Chewy Popcorn – And Other Popcorn Mistakes
Making popcorn seems to be an easy task until you end up with chewy and rubbery popcorn.
Why is my popcorn chewy? The main reason popcorn turns out chewy is when steam is trapped in the pot while the kernels are popping. You can avoid this when making popcorn by using a well-vented lid or by leaving it slightly open to make a light and crispy popcorn.
In this article, you will learn how to make popcorn that is not chewy and what other popcorn mistakes you should avoid.
Why Is My Popcorn Chewy?
The main reason popcorn turns out chewy is when steam is locked into the pot or popper.
There is already moisture in every kernel. As the kernels heat, that moisture turns into steam, causing them to pop. Later, the steam collects in the pot or the popper.
That can lead to excess moisture in the pot or popper if they are not properly ventilated.
Two other factors yield chewy results:
First, when you wait too long to eat the popcorn, it gets rubbery and chewy. Popcorn is at its best a few minutes after it has been popped. The more you leave popcorn uneaten the more moisture it absorbs from the air.
And second, using too much oil can also be the reason for chewy popcorn. In general, 1 tablespoon of oil for ¼ cup of kernels is a good ratio to keep your popcorn from getting too chewy.
How Do You Make Popcorn That’s Not Chewy?
Letting the steam out when making popcorn is the key step to prevent it from becoming chewy.
Whether you make popcorn on the stovetop in a large pot or a popper, make sure they are well vented to let the steam from the popping kernels out. If the lid of your pot doesn’t have holes or sits too tightly, leave it slightly open.

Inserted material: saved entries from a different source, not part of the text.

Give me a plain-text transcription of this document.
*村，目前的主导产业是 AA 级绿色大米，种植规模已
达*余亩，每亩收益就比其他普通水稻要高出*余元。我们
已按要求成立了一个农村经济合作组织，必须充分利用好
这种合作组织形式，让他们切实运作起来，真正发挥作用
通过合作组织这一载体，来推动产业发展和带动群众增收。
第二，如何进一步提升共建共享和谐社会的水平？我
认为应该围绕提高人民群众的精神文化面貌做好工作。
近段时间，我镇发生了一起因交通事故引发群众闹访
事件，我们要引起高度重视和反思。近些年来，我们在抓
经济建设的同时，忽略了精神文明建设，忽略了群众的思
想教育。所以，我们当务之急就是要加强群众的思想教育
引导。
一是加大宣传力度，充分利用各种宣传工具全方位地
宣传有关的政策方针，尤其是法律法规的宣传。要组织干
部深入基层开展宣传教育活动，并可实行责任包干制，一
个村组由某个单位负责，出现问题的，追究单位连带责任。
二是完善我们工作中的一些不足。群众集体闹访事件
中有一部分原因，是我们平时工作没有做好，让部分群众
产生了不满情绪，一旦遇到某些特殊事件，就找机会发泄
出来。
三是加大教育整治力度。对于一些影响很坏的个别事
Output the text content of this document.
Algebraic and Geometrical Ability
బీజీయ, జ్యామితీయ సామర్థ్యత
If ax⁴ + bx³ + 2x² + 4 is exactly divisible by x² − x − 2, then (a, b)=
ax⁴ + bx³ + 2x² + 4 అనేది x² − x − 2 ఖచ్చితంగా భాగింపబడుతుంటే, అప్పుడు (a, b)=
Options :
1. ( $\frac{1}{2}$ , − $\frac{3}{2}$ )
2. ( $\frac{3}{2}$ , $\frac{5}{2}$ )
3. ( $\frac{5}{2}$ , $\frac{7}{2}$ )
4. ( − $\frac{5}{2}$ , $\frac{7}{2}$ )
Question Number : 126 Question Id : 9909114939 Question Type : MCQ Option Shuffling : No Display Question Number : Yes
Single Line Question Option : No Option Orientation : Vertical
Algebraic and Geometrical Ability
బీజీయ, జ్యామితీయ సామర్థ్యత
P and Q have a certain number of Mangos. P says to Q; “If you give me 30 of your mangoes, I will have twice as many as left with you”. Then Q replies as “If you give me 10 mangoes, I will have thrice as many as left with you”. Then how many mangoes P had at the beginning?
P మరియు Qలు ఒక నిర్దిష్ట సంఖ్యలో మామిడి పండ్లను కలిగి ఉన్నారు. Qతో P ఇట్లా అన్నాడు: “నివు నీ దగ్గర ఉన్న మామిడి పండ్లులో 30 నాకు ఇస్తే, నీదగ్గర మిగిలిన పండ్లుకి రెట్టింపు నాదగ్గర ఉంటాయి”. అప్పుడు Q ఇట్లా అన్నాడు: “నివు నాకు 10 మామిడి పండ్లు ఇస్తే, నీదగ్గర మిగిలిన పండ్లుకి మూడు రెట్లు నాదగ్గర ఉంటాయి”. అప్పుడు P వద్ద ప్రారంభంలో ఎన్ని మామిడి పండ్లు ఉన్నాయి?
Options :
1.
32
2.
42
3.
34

Once the popping is over and you can count 3 seconds between the pops, turn the heat off and take off the lid. The sooner you let the steam escape, the lighter and crunchier the popcorn will be.
Transfer the popcorn into a large bowl and wait a few minutes to eat it. Do this to let all the moisture evaporate, even though you’ll be dying to dig in.

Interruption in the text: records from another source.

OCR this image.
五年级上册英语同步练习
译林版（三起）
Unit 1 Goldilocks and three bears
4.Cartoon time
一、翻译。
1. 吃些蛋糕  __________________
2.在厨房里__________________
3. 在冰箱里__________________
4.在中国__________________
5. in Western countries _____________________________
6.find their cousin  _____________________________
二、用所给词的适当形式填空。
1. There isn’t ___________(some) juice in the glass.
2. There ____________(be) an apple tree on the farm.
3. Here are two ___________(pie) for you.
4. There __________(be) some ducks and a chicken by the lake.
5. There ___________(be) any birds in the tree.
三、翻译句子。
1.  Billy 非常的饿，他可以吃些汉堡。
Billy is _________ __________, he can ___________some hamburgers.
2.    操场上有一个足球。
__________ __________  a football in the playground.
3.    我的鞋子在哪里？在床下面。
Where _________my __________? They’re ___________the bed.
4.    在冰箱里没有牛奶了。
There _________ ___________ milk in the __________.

If you have guests over and want to make sure you are serving them crunchy popcorn, serve it in paper bags. These will absorb the moisture from popcorn.
To improve chewy popcorn, you can try spreading it on a baking sheet and placing it in the oven for a couple of minutes. Keep the heat low to not burn the popped kernels but only make them a little crunchier.

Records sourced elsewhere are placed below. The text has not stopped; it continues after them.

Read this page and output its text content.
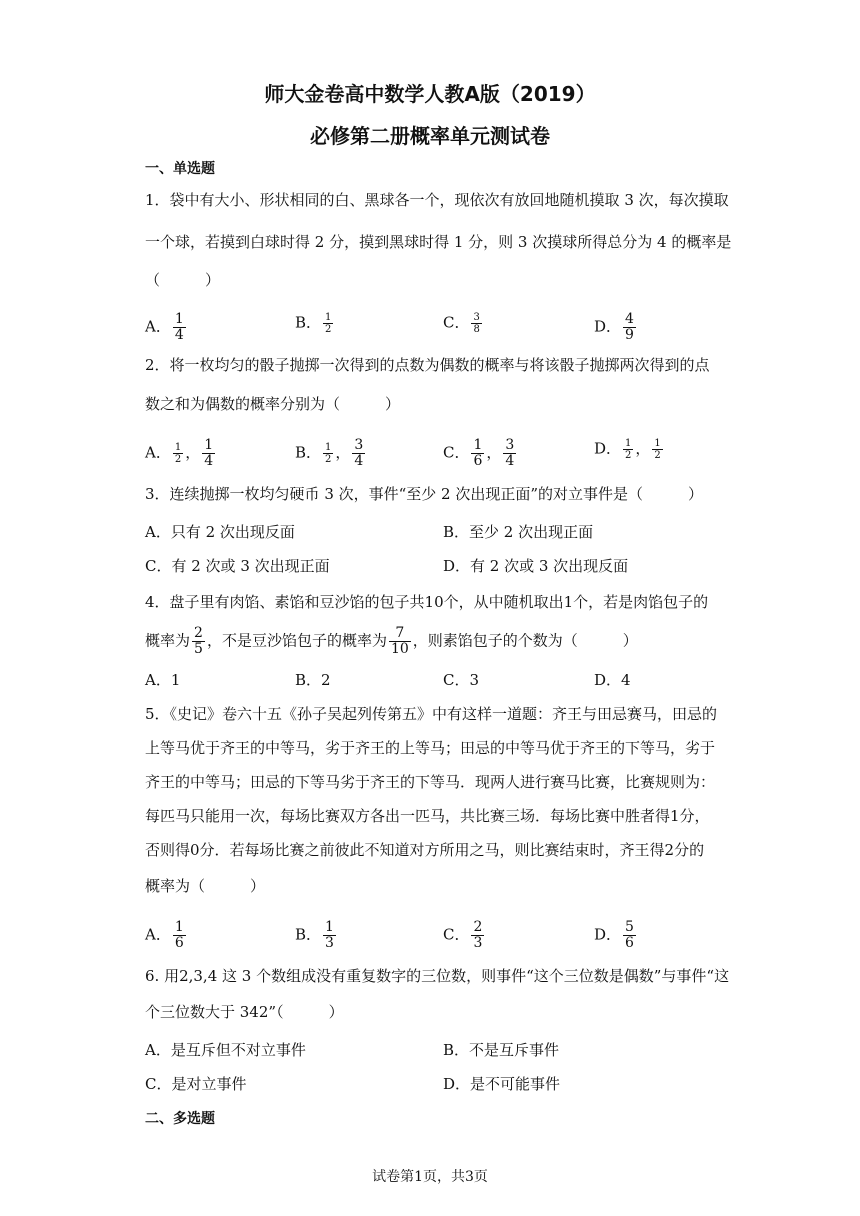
师大金卷高中数学人教A版（2019）
必修第二册概率单元测试卷
一、单选题
1．袋中有大小、形状相同的白、黑球各一个，现依次有放回地随机摸取 3 次，每次摸取
一个球，若摸到白球时得 2 分，摸到黑球时得 1 分，则 3 次摸球所得总分为 4 的概率是
（　　　）
A． $\frac{1}{4}$	B． $\frac{1}{2}$	C． $\frac{3}{8}$	D． $\frac{4}{9}$
2．将一枚均匀的骰子抛掷一次得到的点数为偶数的概率与将该骰子抛掷两次得到的点
数之和为偶数的概率分别为（　　　）
A． $\frac{1}{2}$ ， $\frac{1}{4}$	B． $\frac{1}{2}$ ， $\frac{3}{4}$	C． $\frac{1}{6}$ ， $\frac{3}{4}$	D． $\frac{1}{2}$ ， $\frac{1}{2}$
3．连续抛掷一枚均匀硬币 3 次，事件“至少 2 次出现正面”的对立事件是（　　　）
A．只有 2 次出现反面	B．至少 2 次出现正面
C．有 2 次或 3 次出现正面	D．有 2 次或 3 次出现反面
4．盘子里有肉馅、素馅和豆沙馅的包子共10个，从中随机取出1个，若是肉馅包子的
概率为 $\frac{2}{5}$ ，不是豆沙馅包子的概率为 $\frac{7}{10}$ ，则素馅包子的个数为（　　　）
A．1	B．2	C．3	D．4
5．《史记》卷六十五《孙子吴起列传第五》中有这样一道题：齐王与田忌赛马，田忌的
上等马优于齐王的中等马，劣于齐王的上等马；田忌的中等马优于齐王的下等马，劣于
齐王的中等马；田忌的下等马劣于齐王的下等马．现两人进行赛马比赛，比赛规则为：
每匹马只能用一次，每场比赛双方各出一匹马，共比赛三场．每场比赛中胜者得1分，
否则得0分．若每场比赛之前彼此不知道对方所用之马，则比赛结束时，齐王得2分的
概率为（　　　）
A． $\frac{1}{6}$	B． $\frac{1}{3}$	C． $\frac{2}{3}$	D． $\frac{5}{6}$
6. 用2,3,4 这 3 个数组成没有重复数字的三位数，则事件“这个三位数是偶数”与事件“这
个三位数大于 342”（　　　）
A．是互斥但不对立事件	B．不是互斥事件
C．是对立事件	D．是不可能事件
二、多选题
试卷第1页，共3页
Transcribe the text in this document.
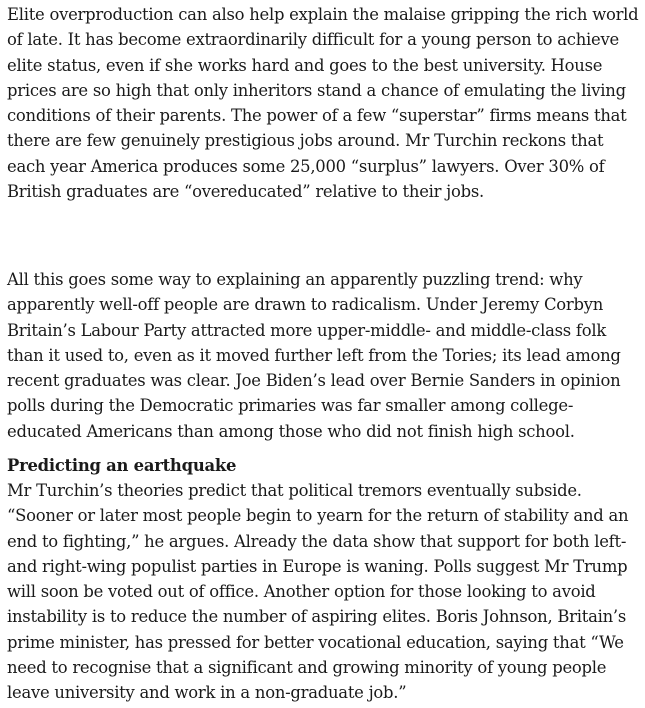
Elite overproduction can also help explain the malaise gripping the rich world of late. It has become extraordinarily difficult for a young person to achieve elite status, even if she works hard and goes to the best university. House prices are so high that only inheritors stand a chance of emulating the living conditions of their parents. The power of a few “superstar” firms means that there are few genuinely prestigious jobs around. Mr Turchin reckons that each year America produces some 25,000 “surplus” lawyers. Over 30% of British graduates are “overeducated” relative to their jobs.

All this goes some way to explaining an apparently puzzling trend: why apparently well-off people are drawn to radicalism. Under Jeremy Corbyn Britain’s Labour Party attracted more upper-middle- and middle-class folk than it used to, even as it moved further left from the Tories; its lead among recent graduates was clear. Joe Biden’s lead over Bernie Sanders in opinion polls during the Democratic primaries was far smaller among college-educated Americans than among those who did not finish high school.

Predicting an earthquake

Mr Turchin’s theories predict that political tremors eventually subside. “Sooner or later most people begin to yearn for the return of stability and an end to fighting,” he argues. Already the data show that support for both left- and right-wing populist parties in Europe is waning. Polls suggest Mr Trump will soon be voted out of office. Another option for those looking to avoid instability is to reduce the number of aspiring elites. Boris Johnson, Britain’s prime minister, has pressed for better vocational education, saying that “We need to recognise that a significant and growing minority of young people leave university and work in a non-graduate job.”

5 Other Popcorn Mistakes to Avoid
If chewy popcorn is not something you struggle with, here are a few other common popcorn mistakes. Unless you are a popcorn pro, you most likely make at least one of them.
1. Not Storing Kernels Properly
What can be worse than chewy popcorn? Popcorn that doesn’t pop at all!
Keep popcorn in a tightly sealed container or bag in the pantry or somewhere cool and dry. Don’t leave the container with popcorn open and don’t store it in the fridge or the freezer either.
Storing unpopped popcorn properly preserves the moisture level in the kernels and ensures that they pop.
2. Putting Too Many Kernels in the Pan
If you put too many kernels in the pan, you are risking burning at least half of them. While you wait for some of the kernels to pop, the ones that are already done will burn.
A quarter cup of kernels will make around two bowls of popcorn. Thus, there is no need to use a lot anyway.
3. Not Heating the Pan Before Adding Kernels
The pan should be well heated before you add the kernels. Additionally, you should turn the heat down to allow the kernels to heat evenly. With high heat, you will only burn one side of the kernels.
Additionally, shake the pan frequently to make sure all kernels heat and pop.
4. Salting the Popcorn Too Early
Certain culinary sources suggest pre-salting popcorn. Many others, however, have proven that salting the kernels while they are still popping makes the popcorn tough.
Add salt and other spices once the popcorn is ready and out of the pot.
5. Using the Wrong Oil
It is not just any and every oil that you can use for popcorn.
Firstly, use a neutral-flavored oil or oil the flavor of which will pair nicely with the popcorn. Neutral-flavored vegetable oils are a good choice.
Secondly, make sure the oil you are using has a high smoke point.
Lastly, pick an oil that is thin enough to evenly coat the kernels when heated but thick and firm when the popcorn has cooled down. This will prevent the popcorn from becoming oily and slippery. In this respect, coconut oil is the best.